The company’s phase 2 data showed that by week 24, BJT-778 achieved 100% virologic response, meaning the virus was undetectable, when the drug was dosed every four weeks. In addition, 78% of patients attained virologic response along with normalizing an enzyme that indicates liver damage when it’s elevated.
BJT-778 also requires fewer injections than Hepcludex and safety data has looked positive, Chu said.“We have no severe side effects and zero discontinuation, which is really different than our competitor,” she said.
In addition, she said BJT-778 takes effect more quickly than Hepcludex — days versus weeks.

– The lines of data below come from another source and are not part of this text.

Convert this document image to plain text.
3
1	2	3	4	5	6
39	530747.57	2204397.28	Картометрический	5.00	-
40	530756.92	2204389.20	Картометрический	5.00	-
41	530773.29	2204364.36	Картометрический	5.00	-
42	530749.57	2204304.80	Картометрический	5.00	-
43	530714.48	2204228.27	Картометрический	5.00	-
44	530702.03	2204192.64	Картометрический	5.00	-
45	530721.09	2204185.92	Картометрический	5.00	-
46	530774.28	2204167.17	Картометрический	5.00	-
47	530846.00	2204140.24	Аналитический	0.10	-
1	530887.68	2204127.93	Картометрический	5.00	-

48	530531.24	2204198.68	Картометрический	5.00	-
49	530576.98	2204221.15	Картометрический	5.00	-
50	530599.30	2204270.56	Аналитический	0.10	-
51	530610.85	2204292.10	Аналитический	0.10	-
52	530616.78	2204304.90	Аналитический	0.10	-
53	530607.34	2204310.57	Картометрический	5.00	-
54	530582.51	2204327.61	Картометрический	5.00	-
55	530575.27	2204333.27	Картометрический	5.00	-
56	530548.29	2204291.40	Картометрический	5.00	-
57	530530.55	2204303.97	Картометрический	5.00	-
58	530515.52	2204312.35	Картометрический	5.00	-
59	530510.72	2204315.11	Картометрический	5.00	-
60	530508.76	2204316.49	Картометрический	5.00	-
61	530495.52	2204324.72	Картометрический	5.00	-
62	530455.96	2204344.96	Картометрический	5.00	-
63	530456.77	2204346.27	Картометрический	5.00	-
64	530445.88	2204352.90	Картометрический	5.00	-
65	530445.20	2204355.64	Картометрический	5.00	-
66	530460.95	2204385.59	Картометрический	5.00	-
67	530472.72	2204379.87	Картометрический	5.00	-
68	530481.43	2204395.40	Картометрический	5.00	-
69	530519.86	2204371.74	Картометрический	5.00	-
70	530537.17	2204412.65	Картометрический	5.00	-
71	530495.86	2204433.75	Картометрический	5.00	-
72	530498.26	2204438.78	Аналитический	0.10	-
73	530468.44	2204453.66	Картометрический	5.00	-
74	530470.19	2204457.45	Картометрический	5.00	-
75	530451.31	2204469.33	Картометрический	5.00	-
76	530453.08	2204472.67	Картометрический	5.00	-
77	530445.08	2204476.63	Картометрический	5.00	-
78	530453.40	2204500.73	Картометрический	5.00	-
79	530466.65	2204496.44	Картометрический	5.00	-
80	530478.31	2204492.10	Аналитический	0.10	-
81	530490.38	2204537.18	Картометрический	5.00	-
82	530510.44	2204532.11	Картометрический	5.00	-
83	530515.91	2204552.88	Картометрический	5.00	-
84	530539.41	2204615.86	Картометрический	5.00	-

Vir Biotechnology also recently announced positive phase 2 results for an investigational human monoclonal antibody and siRNA combination, which is dosed monthly to treat hepatitis D. The biotech is moving into phase 3 testing in 2025.
However, Chu noted that Bluejay’s “monotherapy beats their combination” in terms of efficacy, and Bluejay is working as fast as it can to speed approval.
BJT-778 has already received orphan and PRIME designation from the EMA, and its study endpoint results meet FDA guidance as being a reliable predictor of clinical efficacy. Chu also said the company is applying for a breakthrough designation with the FDA.
“We’re working with both agencies to start our pivotal registrational trial as soon as possible,” she said.